Building Wealth: Maximizing Income vs. Penny Pinching
I was reading through the “Ultimate Guide to Making Money” by Finance Blogger, Ramit Sethi, and came across a concept that changed how I thought about my finances entirely. It’s a simple concept, but up until that point, I’d never even thought of it before.
“There’s a limit to how much you can save, but there’s no limit to how much you can earn.”
The idea is that, you can spend hours of your life finding ways to save money, but there comes a time when you have to stop cutting costs, because after that point, you’re just diminishing your quality of life.
Believe me, Laura and I are excellent at cutting costs — we can find a bargain almost anywhere! For the first few years of our marriage, while I was in school and she was working, and vice versa — we found many ways to save money & cut costs:
- Eat out as little as possible
- Share meals
- Only order water at restaurants
- Shop at the cheapest grocery stores
- Use coupons
- Limit alcohol consumption
- Take public transit
- Rent movies on iTunes rather than go to the cinema
- Use our wardrobe thoroughly and only buy clothes when necessary, or when there’s a sale
- Make weekly meal plans
Don’t get me wrong, there is absolutely nothing wrong with the above strategies. While we were living in Vancouver, and I was going to school, we had no choice but to save as much money as possible! In fact, we are still bargain hunters: We meal plan every week, we’ll occasionally share meals at restaurants, and we avoid frivolous spending. But eventually we were penny pinching for the sake of penny pinching. All of our attention to our finances was focused around what we could trim down on. If we cut any more costs, we’d just be taking the fun out of everything.
Our attention was so focused around frugality, that we totally ignored how we could increase our cashflow.
The point is there comes a time when you have to stop penny pinching, otherwise you’ll sacrifice your happiness. You can only cut so many costs, but there’s no ceiling to how much you can earn.
Anybody can make an extra $1k
Whether you’re a student, self-employed, or working for somebody — there are always ways to increase your income, even by just a little bit.

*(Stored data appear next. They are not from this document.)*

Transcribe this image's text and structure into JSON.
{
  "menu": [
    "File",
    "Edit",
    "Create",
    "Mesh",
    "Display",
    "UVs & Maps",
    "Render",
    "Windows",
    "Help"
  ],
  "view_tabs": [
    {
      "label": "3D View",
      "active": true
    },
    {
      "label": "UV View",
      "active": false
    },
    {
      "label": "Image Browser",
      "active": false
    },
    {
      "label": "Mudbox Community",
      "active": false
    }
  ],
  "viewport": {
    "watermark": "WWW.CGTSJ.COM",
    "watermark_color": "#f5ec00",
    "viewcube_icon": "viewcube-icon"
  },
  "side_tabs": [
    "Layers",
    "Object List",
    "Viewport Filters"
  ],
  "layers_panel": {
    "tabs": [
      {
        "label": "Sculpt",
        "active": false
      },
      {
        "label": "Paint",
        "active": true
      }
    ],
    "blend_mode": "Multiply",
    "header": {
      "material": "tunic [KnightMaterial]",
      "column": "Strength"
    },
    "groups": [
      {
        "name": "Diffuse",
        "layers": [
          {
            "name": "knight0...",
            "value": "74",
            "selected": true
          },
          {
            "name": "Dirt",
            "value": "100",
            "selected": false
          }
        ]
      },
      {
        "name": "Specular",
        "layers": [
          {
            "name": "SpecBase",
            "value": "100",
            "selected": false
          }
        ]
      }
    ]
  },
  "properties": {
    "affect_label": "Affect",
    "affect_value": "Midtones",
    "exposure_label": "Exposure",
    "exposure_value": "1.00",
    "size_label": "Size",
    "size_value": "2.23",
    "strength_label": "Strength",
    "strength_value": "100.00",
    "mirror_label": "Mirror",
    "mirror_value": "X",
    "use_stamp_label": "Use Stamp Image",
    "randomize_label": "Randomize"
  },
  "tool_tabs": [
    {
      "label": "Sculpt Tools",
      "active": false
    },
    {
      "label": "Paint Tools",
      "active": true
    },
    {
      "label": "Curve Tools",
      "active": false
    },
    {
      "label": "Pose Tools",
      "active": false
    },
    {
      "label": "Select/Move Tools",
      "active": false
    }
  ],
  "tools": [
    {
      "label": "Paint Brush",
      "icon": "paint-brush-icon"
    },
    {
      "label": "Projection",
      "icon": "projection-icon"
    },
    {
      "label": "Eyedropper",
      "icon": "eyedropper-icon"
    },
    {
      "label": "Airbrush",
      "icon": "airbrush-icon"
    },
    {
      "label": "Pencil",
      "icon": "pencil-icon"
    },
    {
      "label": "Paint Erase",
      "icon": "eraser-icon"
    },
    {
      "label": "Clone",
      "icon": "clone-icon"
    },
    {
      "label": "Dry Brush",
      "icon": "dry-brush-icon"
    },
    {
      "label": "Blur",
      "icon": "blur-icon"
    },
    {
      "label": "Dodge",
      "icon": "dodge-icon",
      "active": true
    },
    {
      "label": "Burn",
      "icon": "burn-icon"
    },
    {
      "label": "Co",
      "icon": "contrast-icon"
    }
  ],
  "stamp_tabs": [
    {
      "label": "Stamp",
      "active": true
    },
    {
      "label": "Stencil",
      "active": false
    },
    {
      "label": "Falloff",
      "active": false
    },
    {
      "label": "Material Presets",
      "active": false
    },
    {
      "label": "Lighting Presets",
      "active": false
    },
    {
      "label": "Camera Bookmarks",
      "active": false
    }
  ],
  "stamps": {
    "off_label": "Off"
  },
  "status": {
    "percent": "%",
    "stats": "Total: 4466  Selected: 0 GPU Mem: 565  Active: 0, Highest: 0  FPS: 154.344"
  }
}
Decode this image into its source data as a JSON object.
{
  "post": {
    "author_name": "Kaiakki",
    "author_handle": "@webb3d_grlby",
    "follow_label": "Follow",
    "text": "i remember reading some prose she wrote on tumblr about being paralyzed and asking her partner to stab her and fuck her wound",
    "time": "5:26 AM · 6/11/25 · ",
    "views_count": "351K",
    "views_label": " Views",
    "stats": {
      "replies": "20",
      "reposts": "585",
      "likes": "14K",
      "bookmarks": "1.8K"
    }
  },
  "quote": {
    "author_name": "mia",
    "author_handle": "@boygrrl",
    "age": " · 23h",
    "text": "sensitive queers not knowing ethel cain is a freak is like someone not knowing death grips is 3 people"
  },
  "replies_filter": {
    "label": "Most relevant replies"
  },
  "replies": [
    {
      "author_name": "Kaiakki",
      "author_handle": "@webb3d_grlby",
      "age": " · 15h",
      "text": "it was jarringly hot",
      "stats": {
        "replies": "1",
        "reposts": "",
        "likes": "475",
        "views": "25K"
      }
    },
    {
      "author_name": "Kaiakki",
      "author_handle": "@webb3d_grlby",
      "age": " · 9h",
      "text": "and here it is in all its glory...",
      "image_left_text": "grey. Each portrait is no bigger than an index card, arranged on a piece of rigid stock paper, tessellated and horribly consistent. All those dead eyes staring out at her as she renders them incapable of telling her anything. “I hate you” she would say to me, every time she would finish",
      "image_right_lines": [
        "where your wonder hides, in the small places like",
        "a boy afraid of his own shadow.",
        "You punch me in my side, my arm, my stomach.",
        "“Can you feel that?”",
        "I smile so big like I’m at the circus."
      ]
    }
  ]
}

If you’re a student, you can take on a part-time job, or even better: monetize a hobby. When I was in school, a friend, and fellow cohort, would crochet hats & toques on the bus to and from school and he’d make money on the side by selling them on his website.
Self-employed professionals have it easy; they’re in charge of their work, so there’s endless possibilities for increasing income:
- Holistic Practitioners can offer a specialized service and charge higher, or additional prices
- Food Truckers can research the hottest spots in town, and offer higher priced seasonal fare (i.e. Pumpkin Pulled Pork during October — that would be good, right?)
- Graphic Designers can take on higher paying projects by learning to code their web designs
- You get the idea…
People working for somebody else: if you negotiate a single salary raise, you can make thousands more per year, for the rest of your working life. I understand that, for some people, it’s simply impossible to negotiate a higher salary. The solution here is to build something on the side. Everybody’s good at something, and if you’re already spending time on a hobby, you might as well profit from it! Here are some examples:
- Do you knit, or crochet? You can sell your creations to friends, family, co-workers, or online.
- Do you speak more than one language? You can make side money as a freelance translator, or become a tutor, and charge people to learn with you via Skype.
- Are you handy? You can do odd-jobs for people needing vehicle maintenance, fixing their plumbing, building fences, etc.
Even just an extra $1k per month can significantly change your life.
Focus Your Attention on Income Growth
When your attention is focused on penny pinching, your mind is preoccupied, and you’ve left no energy for thinking of ways to increase your income. The mentality works both ways: when you successfully cut costs, you become eager to find more ways to cut costs; when you shift your focus to boosting income, and you start to see growth, you become inspired to boost your income even more. Income growth gives you a freedom that frugality can’t achieve.
It’s fundamentally important that you understand I’m not suggesting you live above your means; spending more than you earn is an equation that will never work in your favour. It’s entirely possible to switch your focus to finding methods to make more money while being mindful of your spending.
What’s Your Strategy?
Are you a frugal-freddy (is that even a term)? Are you excessive with your spending? Do you have saving strategies that work? Or have you found ways to incorporate both saving cash, and increasing income? I’d love to hear from you!